Deheng 06G20240145-00009

To: Shenzhen Kere Technology Co., Ltd.

Shenzhen Kere Technology Co., Ltd. (hereinafter referred to as the "Company") convened its 2026 First Extraordinary General Meeting (hereinafter referred to as the "Meeting") on June 22, 2026 (Monday). Deheng Law Offices (Shenzhen) (hereinafter referred to as "Deheng"), entrusted by the Company, appointed lawyers Sui Xiaojiao and Qiu Yagin (hereinafter referred to as "Deheng Lawyers") to attend the Meeting. In accordance with the "Securities Law of the People's Republic of China" (hereinafter referred to as the "Securities Law"), the "Company Law of the People's Republic of China" (hereinafter referred to as the "Company Law"), the "Rules for Shareholders' Meetings of Listed Companies" (hereinafter referred to as the "Shareholders' Meeting Rules"), and other laws, administrative regulations, departmental rules, normative documents, and the "Articles of Association of Shenzhen Kere Technology Co., Ltd." (hereinafter referred to as the "Articles of Association") and the "Rules of Procedure for Shareholders' Meetings of Shenzhen Kere Technology Co., Ltd." (hereinafter referred to as the "Shareholders' Meeting Procedures"), Deheng Lawyers have witnessed the convening and closing procedures, on-site attendee qualifications, voting procedures, and voting results of this Meeting and hereby issue their legal opinion.
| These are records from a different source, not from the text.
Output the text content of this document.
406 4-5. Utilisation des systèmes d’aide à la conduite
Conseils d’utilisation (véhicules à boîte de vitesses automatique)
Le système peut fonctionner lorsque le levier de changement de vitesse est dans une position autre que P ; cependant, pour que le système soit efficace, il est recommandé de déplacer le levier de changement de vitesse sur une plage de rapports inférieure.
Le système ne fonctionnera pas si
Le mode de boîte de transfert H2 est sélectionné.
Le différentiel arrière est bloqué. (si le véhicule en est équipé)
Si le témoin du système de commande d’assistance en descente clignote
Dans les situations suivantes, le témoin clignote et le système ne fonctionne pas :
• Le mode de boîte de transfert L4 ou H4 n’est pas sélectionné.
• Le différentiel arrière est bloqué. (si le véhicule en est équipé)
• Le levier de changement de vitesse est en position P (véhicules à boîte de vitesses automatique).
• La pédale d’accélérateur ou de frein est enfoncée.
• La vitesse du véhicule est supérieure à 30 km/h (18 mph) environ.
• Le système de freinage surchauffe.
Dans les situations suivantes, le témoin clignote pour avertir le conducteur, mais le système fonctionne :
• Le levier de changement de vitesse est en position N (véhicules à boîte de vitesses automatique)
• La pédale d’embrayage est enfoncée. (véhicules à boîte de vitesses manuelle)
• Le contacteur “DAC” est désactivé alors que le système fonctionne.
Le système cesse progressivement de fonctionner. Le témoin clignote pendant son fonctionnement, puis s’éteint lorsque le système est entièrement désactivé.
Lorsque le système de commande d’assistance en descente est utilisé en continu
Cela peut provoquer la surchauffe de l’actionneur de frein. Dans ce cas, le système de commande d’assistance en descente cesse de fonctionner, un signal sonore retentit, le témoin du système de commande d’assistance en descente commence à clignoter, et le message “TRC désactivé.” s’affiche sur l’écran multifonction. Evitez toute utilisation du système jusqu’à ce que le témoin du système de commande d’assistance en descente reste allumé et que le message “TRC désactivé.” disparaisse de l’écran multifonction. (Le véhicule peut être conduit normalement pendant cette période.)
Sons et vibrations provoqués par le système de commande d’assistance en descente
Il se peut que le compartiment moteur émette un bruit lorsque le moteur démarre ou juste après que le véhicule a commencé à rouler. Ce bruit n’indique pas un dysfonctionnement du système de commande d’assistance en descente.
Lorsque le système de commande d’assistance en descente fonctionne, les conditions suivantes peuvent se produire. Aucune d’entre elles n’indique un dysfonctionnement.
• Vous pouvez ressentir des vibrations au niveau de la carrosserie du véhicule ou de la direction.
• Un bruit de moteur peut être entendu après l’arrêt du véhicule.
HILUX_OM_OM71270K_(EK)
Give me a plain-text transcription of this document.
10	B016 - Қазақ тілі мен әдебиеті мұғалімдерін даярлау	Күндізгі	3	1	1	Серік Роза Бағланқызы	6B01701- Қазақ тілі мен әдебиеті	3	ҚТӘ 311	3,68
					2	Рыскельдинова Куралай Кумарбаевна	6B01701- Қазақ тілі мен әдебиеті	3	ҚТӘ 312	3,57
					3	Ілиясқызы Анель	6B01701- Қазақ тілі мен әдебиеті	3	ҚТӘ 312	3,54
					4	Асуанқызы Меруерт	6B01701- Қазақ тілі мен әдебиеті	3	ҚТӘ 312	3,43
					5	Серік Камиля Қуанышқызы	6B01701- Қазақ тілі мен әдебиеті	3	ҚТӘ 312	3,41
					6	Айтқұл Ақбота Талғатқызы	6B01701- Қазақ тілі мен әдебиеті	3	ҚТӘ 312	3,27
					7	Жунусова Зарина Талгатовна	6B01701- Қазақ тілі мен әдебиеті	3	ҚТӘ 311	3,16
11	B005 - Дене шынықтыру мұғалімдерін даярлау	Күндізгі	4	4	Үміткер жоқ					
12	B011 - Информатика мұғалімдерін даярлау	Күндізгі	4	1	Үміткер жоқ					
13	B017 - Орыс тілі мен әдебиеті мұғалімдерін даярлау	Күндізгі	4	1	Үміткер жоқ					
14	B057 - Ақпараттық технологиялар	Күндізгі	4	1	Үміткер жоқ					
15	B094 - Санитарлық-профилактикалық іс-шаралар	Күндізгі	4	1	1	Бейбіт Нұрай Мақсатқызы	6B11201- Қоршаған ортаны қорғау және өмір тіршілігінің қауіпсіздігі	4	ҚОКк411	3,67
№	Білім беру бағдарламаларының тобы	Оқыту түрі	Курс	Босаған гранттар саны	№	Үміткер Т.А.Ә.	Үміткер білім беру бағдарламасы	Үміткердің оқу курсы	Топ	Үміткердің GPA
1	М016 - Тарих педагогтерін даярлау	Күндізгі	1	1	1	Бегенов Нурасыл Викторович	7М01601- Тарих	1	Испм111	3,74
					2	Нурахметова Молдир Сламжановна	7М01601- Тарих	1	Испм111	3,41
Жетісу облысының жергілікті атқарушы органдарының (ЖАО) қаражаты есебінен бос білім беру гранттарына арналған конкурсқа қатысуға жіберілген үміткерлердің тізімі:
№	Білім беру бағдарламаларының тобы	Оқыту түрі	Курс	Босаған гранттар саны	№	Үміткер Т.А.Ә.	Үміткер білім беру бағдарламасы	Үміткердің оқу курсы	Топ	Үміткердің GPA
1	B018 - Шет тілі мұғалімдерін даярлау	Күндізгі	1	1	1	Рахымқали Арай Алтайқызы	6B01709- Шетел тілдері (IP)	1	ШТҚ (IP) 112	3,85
To issue this legal opinion, Deheng Lawyers attended the Meeting and reviewed the following documents provided by the Company, including but not limited to: (I) The "Articles of Association"; (II) The resolution of the fourth meeting of the fifth Board of Directors; (III) The "Notice of Shenzhen Kere Technology Co., Ltd. on Convening the 2026 First Extraordinary General Meeting" (hereinafter referred to as the "Notice of the General Meeting") published by the Company on June 5, 2026, on the Shenzhen Stock Exchange website (http://www.szse.cn/) and the CNINFO website (www.cninfo.com.cn); (IV) On-site registration records and supporting documents of shareholders attending the Meeting; (V) Supporting documents for shareholder voting at the Meeting; (VI) Other meeting documents for this Meeting.

Deheng Lawyers have been assured that the Company has provided all materials necessary for Deheng Lawyers to issue this legal opinion. The original materials, copies, and duplicates provided, as well as oral statements, are all true, accurate, and complete. Copies and duplicates are consistent with the original materials.

In this legal opinion, Deheng Lawyers, based on the "Shareholders' Meeting Procedures" and the Company's request, will only opine on whether the convening and closing procedures of the Meeting comply with the relevant provisions of laws, administrative regulations, and the "Articles of Association," whether the qualifications of attendees and the convener are legal and valid, and whether the voting procedures and results are legal and valid. Deheng Lawyers will not opine on the content of the proposals reviewed at this Meeting or the truthfulness and accuracy of the facts or data stated in these proposals.

Deheng and Deheng Lawyers, in accordance with the "Securities Law," the "Administrative Measures for Securities Legal Business of Law Firms," the "Practice Rules for Securities Legal Business of Law Firms (Trial)," and other regulations, as well as facts that have occurred or existed prior to the issuance of this legal opinion, have strictly fulfilled their statutory duties, adhered to the principles of diligence and good faith, conducted thorough investigations and verifications, and ensured that the facts determined in this legal opinion are true, accurate, and complete. The conclusions made are legal and accurate, without any false records, misleading statements, or significant omissions, and they are willing to bear corresponding legal responsibilities.

This legal opinion is intended solely for the purpose of witnessing the legality of the matters related to the Company's Meeting and shall not be used for any other purpose.